– Говорите же толком, не мучьте…
– Извольте, не буду мучить… Но какая у него прекрасная душа! Обо всех думает, заботится, а на вид ходячая броня, ледяная какая-то… Вы догадываетесь, о ком?.. Нет, мне адски нравится этот его последний номер. Вызвал вашу сестрицу и, понимаете, с места в карьер: «Вы ограбили Веру Клавдиевну, а поэтому не угодно ли вам без всяких процессов выдать ей из отцовского наследства двести тысяч!..» Сестрица ваша нахалка изрядная, но тут обалдела. Леонид Евгеньевич Арканцев – фигура! С ним шутки плохи. Захочет, мигом вышлет и ее, и этого мерзавца Калибанова в придачу… В результате Леонид Евгеньевич сам торжественно вручит вам чек на двести тысяч… Недурно, для начала новой жизни в особенности… Я рад, что мне выпала роль доброго вестника… Что вы на это все скажете?
– Что я скажу? Это так неожиданно… Право, точно в сказке. Слышишь, Дима?..
– Слышу, – спокойно отозвался Загорский.
– Что ты скажешь?..
– Скажу, что деньги никогда не мешают, в особенности если они наши по праву. Я счастлив за тебя, Вера.
– Но какой он славный, Леонид Евгеньевич, вот золотое сердце!
– В ледяном панцире, – добавил «ассириец», которому понравилось это его собственное сравнение.
* * *
Через несколько дней Вера и Дмитрий, встретившиеся для новой жизни своей, провожали в таинственную вечность Лузиньяна, короля Кипрского и Иерусалимского.
Загорский хоронил его за свой счет. Похороны вышли если и не царственные, подобающие коронованному покойнику, то во всяком случае – достойные.
На всем траурном пути по дороге к католическому кладбищу на Выборгской люди в белых ливреях и цилиндрах разбрасывали лапчатые ветки остропахучей хвои.

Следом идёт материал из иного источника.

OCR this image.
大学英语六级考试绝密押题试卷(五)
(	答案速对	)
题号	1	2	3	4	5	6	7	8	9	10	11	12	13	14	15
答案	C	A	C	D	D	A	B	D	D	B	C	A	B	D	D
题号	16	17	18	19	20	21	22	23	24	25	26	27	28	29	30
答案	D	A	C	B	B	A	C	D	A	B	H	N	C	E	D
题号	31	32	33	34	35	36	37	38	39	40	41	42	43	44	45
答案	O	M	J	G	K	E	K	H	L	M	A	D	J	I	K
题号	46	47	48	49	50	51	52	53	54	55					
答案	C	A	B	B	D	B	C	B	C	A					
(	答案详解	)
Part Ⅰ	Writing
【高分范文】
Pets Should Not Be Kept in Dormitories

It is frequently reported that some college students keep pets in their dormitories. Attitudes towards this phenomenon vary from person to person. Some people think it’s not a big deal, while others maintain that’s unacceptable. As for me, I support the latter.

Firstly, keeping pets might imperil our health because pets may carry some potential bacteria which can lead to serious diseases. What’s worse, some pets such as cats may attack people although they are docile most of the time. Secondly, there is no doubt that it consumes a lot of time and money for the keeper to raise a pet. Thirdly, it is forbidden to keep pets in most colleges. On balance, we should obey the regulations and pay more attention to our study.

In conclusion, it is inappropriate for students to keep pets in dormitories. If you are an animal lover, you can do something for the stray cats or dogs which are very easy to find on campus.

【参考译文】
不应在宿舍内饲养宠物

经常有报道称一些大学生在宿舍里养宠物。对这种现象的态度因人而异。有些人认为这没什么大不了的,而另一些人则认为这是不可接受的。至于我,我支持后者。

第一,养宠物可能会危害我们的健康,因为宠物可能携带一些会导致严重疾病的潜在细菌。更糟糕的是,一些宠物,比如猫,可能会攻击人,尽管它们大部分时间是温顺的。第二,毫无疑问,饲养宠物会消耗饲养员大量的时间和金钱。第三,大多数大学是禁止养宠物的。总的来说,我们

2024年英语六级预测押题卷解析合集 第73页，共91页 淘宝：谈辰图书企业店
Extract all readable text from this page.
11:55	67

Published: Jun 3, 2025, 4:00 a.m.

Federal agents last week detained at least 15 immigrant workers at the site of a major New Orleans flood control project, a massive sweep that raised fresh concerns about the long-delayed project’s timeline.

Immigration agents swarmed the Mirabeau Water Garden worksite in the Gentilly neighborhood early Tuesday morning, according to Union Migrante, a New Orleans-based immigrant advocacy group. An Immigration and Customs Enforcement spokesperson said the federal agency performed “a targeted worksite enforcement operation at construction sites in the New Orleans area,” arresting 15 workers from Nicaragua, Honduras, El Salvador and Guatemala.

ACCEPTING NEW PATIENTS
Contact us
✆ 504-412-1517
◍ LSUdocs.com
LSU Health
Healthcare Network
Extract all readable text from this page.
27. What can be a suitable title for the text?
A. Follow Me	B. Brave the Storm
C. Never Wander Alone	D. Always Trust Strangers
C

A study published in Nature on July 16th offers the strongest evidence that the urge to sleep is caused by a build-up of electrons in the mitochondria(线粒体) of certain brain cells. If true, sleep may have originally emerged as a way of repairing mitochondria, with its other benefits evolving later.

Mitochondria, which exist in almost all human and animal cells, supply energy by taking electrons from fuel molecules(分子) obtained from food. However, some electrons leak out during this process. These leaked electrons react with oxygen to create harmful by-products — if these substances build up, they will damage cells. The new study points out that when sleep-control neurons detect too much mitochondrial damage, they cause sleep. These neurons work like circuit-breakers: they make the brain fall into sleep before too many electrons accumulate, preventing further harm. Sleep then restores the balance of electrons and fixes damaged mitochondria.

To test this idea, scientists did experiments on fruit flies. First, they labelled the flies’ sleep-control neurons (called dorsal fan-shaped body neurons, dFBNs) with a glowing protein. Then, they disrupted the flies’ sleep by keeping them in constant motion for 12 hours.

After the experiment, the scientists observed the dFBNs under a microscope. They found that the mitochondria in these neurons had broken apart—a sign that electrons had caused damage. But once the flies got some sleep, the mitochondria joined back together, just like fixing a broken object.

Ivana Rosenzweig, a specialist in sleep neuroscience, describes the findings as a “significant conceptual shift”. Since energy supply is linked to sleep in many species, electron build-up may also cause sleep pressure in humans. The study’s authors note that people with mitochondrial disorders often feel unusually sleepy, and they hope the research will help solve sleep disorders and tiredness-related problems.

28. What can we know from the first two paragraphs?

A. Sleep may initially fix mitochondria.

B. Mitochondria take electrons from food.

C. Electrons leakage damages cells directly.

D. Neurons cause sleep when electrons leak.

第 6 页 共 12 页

За колесницей под балдахином с пышными кистями, увозившей нарядный гроб, шли двое – Загорский и Вера. И больше никого.
Процессию обогнал темно-зеленый глухой тюремный автомобиль, быстро мчавший Мисаила Григорьевича Железноградова навстречу разным пестрым случайностям, неожиданностям и, во всяком случае, тоже навстречу новой, совсем новой для него жизни.